Contes secrets Russes/Le pope et le tsigane

Contes secrets Russes (Rousskiia Zavetnia Skazki)
Isidore Liseux (p. 236-238).

LXXIII

LE POPE ET LE TSIGANE


Dans certain royaume vivait un Tsigane qui avait un père avancé en âge. Le vieillard tomba gravement malade et prit le lit ; son fils le soigna, puis il cessa de s’occuper de lui. Que le père demandât à boire ou n’importe quoi, le Tsigane faisait semblant de ne pas entendre, et n’avait qu’un désir : voir mourir le malade le plus tôt possible. « Eh ! mon fils, mon fils, » dit le vieillard, « tu as l’air de ne pas me considérer comme ton père ; et pourtant c’est moi qui t’ai engendré. — Père, » lui répond le fils, « je t’εμμερδε ! Ce n’est pas pour moi que tu m’as engendré, mais pour ton propre plaisir. Retourne dans le ventre de ta mère ; autrement, père, je te couperai en deux. » Le vieillard soupira et garda le silence. Au bout de quelque temps il mourut. On l’habilla et on le déposa sur un banc ; le cadavre du défunt, avec sa longue barbe, fut couché là, on brûla de l’encens dans l’izba, on fit tous les préparatifs d’usage : le Tsigane alla chercher un pope : « Bonjour, batouchka ! — Bonjour, Tsigane, quelle nouvelle ? — Mon père est mort, viens l’enterrer. — Est-il possible qu’il soit mort ? — Il est mort, sa fin a été douce ! sur le banc où il est couché il a l’air d’un Christ, et sa barbe est si bien arrangée ! viens chez nous, je te prie, tu verras comme son corps est blanc. Je crois même, batouchka, que c’est un saint, car il exhale une odeur d’encens ! — Eh bien ! Tsigane, as-tu de l’argent pour payer les funérailles ? — Pourquoi te donnerais-je de l’argent ? Pour cette charogne étendue sur le banc qui est noire comme un fumeron et montre les dents comme un chien enragé ! Et c’est pour cela que je te donnerais de l’argent ? Soit, ne viens pas l’enterrer, je te l’amènerai en le traînant par les pieds, tu en feras ce que tu voudras ! — Allons, c’est bien, c’est bien, » reprit le pope, « j’irai l’enterrer tout de suite. »

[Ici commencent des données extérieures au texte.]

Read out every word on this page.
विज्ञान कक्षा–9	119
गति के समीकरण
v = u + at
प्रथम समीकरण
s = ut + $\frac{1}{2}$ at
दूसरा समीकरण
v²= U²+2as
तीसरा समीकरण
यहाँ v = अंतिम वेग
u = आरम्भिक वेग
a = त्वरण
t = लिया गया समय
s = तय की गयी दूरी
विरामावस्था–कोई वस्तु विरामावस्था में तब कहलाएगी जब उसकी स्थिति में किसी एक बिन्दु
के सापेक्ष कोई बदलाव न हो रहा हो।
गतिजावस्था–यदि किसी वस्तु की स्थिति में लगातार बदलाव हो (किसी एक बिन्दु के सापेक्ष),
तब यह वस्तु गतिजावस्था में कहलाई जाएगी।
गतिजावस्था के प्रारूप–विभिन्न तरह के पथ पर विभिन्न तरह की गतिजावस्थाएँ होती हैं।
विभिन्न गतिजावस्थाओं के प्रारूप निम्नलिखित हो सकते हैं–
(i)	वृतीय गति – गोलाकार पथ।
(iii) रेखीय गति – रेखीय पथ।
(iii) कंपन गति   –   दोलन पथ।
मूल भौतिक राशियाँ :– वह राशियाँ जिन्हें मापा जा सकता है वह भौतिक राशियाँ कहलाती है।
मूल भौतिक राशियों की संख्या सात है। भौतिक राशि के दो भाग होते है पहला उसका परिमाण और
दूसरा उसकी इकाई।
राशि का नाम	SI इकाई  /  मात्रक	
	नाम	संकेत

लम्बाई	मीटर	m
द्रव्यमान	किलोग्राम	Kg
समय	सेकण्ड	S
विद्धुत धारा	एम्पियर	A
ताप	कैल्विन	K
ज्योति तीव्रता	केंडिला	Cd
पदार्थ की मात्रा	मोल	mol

Le Tsigane revint chez lui où arriva peu après l’ecclésiastique. On célébra un service funèbre, on déposa le corps dans le cercueil, on le porta au cimetière et on l’enterra. « Se peut-il que tu ne me donnes aucune rétribution pour avoir enterré ton père ? » dit le pope au Tsigane ; « ce serait un péché de ta part. — Ah ! batouchka, » répondit le fils du défunt, « tu sais toi-même si les Tsiganes ont de l’argent : j’avais quelques groschs, je les ai dépensés tous pour le Requiem ; mais, batouchka, prends patience jusqu’à la foire, je gagnerai alors de l’argent et je te paierai. — Allons, c’est bien, mon cher, on peut attendre. » La foire eut lieu ; le Tsigane alla vendre des chevaux à la ville, l’ecclésiastique s’y rendit aussi pour ses affaires. Voilà qu’ils se rencontrent. « Écoute, Tsigane, » commence le pope, « il est temps que tu me paies ! — Que je te paie ? Mais est-ce que je te dois de l’argent ? — Comment, si tu m’en dois ! j’ai enterré ton père. — Ah ! voilà ce qui me tourmentait ! J’avais beau chercher mon père, je ne pouvais pas le trouver ; les pères des autres vendent des chevaux et le mien pas ; ainsi, barbe de bouc, tu as enterré mon père ! » Il saisit le pope par sa barbe, le renversa à terre, puis, détachant un fouet pendu à sa ceinture, se mit à le flageller : « C’est ta faute, barbe de bouc, si mon père ne vit plus ! Mais je vais te cingler avec mon knout ! » Le pope ne réussit qu’à grand’peine à se dégager des mains du Tsigane, il s’empressa de détaler et cessa dès lors de réclamer de l’argent à un tel débiteur.